Malone has never received a review of the merits of his habeas petitions challenging either his California or Missouri convictions, by this circuit or by the Eighth Circuit, with the exception of one extremely minor issue. See Malone v. Vasquez, 138 F.3d 711, 715 (8th Cir.1998).1 Moreover, the Missouri trial was marred by an egregious Batson violation, and the penalty phase proceeding was a farce, at which the sole witness presented by the public defender was a professor from St. Louis University who offered the opinion that executing Kelvin Malone would not effectively deter future crime. Id. ’at 731 (Heaney, J, dissenting).

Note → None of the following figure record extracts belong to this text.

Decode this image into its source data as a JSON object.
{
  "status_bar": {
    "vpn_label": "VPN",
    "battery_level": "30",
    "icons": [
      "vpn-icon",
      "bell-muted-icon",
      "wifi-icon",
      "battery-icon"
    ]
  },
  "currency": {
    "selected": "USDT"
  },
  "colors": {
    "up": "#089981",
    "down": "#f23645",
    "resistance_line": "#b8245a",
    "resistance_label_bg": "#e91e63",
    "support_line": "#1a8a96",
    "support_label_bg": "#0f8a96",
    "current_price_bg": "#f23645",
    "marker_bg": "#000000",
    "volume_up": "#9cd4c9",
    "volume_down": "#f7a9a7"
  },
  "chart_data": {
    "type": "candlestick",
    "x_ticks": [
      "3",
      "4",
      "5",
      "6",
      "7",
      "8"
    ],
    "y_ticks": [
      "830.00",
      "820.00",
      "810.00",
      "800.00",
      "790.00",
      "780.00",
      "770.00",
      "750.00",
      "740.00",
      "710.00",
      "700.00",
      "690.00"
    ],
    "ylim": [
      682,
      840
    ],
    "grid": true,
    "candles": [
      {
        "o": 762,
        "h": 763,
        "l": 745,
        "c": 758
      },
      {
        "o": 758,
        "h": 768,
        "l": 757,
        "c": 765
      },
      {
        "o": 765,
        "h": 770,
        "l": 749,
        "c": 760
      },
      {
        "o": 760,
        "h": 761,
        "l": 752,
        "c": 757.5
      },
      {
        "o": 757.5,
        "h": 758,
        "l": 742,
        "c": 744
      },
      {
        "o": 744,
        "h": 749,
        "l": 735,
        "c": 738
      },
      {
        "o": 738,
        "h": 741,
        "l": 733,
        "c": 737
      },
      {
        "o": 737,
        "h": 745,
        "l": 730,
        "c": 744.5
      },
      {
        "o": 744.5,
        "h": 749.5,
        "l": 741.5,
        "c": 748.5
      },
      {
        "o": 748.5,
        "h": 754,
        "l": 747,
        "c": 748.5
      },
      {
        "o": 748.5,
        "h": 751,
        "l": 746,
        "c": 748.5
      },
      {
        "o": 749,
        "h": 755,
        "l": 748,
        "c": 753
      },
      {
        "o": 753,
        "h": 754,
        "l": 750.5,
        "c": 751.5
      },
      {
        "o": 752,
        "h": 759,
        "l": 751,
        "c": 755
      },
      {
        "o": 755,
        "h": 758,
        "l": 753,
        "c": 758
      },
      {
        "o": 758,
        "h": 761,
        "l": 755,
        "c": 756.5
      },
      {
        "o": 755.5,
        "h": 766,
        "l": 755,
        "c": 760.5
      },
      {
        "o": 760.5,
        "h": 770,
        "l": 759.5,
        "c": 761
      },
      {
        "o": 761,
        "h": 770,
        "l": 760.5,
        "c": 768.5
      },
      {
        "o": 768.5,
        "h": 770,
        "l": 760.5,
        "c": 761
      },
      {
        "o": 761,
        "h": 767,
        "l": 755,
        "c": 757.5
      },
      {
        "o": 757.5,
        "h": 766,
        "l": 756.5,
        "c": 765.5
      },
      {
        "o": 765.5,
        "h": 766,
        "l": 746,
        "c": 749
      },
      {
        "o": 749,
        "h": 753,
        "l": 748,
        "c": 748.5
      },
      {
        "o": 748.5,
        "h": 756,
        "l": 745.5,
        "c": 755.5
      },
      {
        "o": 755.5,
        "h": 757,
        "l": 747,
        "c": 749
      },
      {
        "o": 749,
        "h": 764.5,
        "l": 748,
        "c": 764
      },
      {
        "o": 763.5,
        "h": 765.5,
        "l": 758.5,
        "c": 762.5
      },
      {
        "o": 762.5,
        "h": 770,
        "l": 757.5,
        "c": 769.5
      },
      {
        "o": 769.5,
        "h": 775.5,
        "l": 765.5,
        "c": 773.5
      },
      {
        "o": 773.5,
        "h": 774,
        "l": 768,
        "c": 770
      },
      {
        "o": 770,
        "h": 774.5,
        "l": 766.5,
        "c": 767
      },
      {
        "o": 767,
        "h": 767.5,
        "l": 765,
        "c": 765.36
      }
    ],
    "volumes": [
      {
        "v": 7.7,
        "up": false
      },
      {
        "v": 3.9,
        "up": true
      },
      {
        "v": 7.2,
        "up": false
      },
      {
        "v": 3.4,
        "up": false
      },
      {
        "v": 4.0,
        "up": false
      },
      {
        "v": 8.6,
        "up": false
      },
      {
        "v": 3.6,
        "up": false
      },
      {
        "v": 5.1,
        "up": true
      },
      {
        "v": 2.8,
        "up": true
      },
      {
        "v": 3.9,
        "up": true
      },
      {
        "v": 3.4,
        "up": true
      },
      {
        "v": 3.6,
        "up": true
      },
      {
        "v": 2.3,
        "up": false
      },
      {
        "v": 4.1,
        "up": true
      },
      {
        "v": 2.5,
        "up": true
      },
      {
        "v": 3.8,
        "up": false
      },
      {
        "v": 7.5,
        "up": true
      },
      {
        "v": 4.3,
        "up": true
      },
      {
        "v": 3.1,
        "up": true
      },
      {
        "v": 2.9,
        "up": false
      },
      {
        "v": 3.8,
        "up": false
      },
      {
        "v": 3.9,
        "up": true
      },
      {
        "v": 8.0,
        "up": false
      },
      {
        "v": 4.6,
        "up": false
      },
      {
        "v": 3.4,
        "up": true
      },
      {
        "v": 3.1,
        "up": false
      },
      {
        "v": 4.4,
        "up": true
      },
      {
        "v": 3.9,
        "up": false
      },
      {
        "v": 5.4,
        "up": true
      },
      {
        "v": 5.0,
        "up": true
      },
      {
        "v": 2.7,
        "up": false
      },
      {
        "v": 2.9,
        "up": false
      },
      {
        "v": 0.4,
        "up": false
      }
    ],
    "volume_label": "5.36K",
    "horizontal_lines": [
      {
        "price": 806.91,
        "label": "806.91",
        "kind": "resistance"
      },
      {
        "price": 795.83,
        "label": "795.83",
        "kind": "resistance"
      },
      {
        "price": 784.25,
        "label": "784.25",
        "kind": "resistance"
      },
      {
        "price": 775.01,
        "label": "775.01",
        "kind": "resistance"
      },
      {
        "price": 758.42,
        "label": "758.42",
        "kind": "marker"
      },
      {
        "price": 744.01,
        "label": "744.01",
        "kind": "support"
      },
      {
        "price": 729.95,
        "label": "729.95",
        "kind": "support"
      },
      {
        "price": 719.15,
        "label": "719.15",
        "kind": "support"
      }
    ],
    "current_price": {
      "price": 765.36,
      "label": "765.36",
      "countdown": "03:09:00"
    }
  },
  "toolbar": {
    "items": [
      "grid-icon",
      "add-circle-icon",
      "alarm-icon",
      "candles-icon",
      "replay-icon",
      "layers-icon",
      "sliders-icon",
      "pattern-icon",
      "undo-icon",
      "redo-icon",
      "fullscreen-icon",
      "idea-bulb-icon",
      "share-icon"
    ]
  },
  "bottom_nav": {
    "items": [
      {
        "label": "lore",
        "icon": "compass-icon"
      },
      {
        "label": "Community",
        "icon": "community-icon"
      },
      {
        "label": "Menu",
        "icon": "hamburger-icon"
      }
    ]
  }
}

While this court may lack jurisdiction to stay the Missouri execution, it does not lack jurisdiction to order the United States District Court for the Central District of California to rule on Malone’s habeas petition or to otherwise ensure that the petition is resolved prior to the execution date. If Malone is executed without his habeas petition having been considered by the district court or by this court, it will be yet another example of the inability of our judicial system to ensure that capital punishment is imposed fairly and with regard for the principles dictated by the Constitution.

. The Eighth Circuit affirmed the denial of Malone's habeas petition on the basis that nearly all of his claims were procedurally barred because his Missouri counsel had failed to comply with a local rule requiring verification. Malone, 138 F.3d at 718-19.